Part of Jimmy Carter’s 1976 presidential campaign was making education a national priority. “We can have an America that provides excellence in education to my child and your child and every child,” he said at that year’s Democratic National Convention.

Once elected, he made education its own Cabinet department. Stuart Eizenstat, who was Carter’s chief domestic policy adviser, said the president had lots of goals for the agency — economic and otherwise.

“Remember, he grew up in the segregated South. It was to be an integrative situation where people of different ethnic and racial backgrounds could work together in a school structure,” Eizenstat said.

After four decades, the agency has access to a lot of data. And it’s time to leverage that information, per the department’s brand new chief economist, Jordan Matsudaira.

“I think building this team is just kind of recognition of our need to really have kind of better analytic firepower,” Matsudaira said.

But policymakers still have to pay attention to what they can’t easily analyze, said Jon Valant, who directs the Brown Center on Education Policy at the Brookings Institution.

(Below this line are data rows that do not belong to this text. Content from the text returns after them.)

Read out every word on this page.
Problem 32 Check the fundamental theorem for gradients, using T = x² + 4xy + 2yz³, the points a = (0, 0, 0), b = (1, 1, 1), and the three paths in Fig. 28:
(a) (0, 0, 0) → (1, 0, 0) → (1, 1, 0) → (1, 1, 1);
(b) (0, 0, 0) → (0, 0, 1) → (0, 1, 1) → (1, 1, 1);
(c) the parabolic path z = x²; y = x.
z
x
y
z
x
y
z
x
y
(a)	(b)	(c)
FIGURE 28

“When we focus too much on creating policies that perform well on the things we can measure, we tend to get tunnel vision and not do in schools the kinds of things that we need to do to make sure that we’re satisfying all of the different goals of education,” he said.

Valant noted it’s easy to measure things like math and reading, which are necessary for a healthy economy. But it’s hard to measure skills like kindness and understanding — which are necessary for a healthy democracy.